What is the realistic end-to-end latency from satellite pass to actionable intelligence?
Best-in-class commercial pipelines (e.g. Capella Space's direct-downlink architecture) achieve 12–18 minutes from image capture to analyst desktop. Sovereign systems with dedicated high-latitude ground stations and AI-assisted change detection can achieve comparable latency. The critical constraint is usually analyst exploitation time, not downlink speed — automated vehicle detection algorithms are therefore a necessary complement to the space segment.
Can the data be shared with allied forces, and what standards govern that?
Yes, but interoperability requires deliberate architecture choices. NATO STANAG 4545 defines the National Secondary Imagery Format used across allied intelligence networks. MIL-STD-2525D governs how tracked objects are symbolised in shared common operating pictures.
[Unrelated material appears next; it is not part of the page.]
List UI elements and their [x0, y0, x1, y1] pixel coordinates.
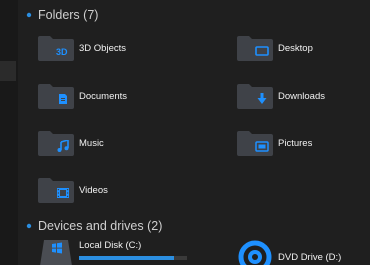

A sovereign programme designed to allied standards can contribute to coalition C2 systems without exposing raw imagery to foreign exploitation chains.
What is the minimum viable investment for a regional force-movement tracking constellation?
A credible 12-satellite regional constellation of microsatellites (100–150 kg class, mixed EO and SAR) with a dedicated ground segment and exploitation software is currently achievable for approximately $400–650 million over a five-year development and initial-operations period, based on recent comparable national programmes in Europe and the Asia-Pacific. This excludes launch costs, which add $10–25 million per dedicated rideshare mission depending on provider and orbit.
How do we protect the constellation from anti-satellite (ASAT) threats?
Distributing capability across many small satellites is inherently more resilient than concentrating it in one or two large platforms: destroying 12 of 72 nodes degrades performance by roughly 17% rather than eliminating it. Additional measures include frequency-hopping uplinks to resist jamming, encrypted command channels compliant with CCSDS security standards, orbital manoeuvre fuel margins to evade co-orbital inspection threats, and disaggregation across multiple orbital planes to frustrate simultaneous intercept.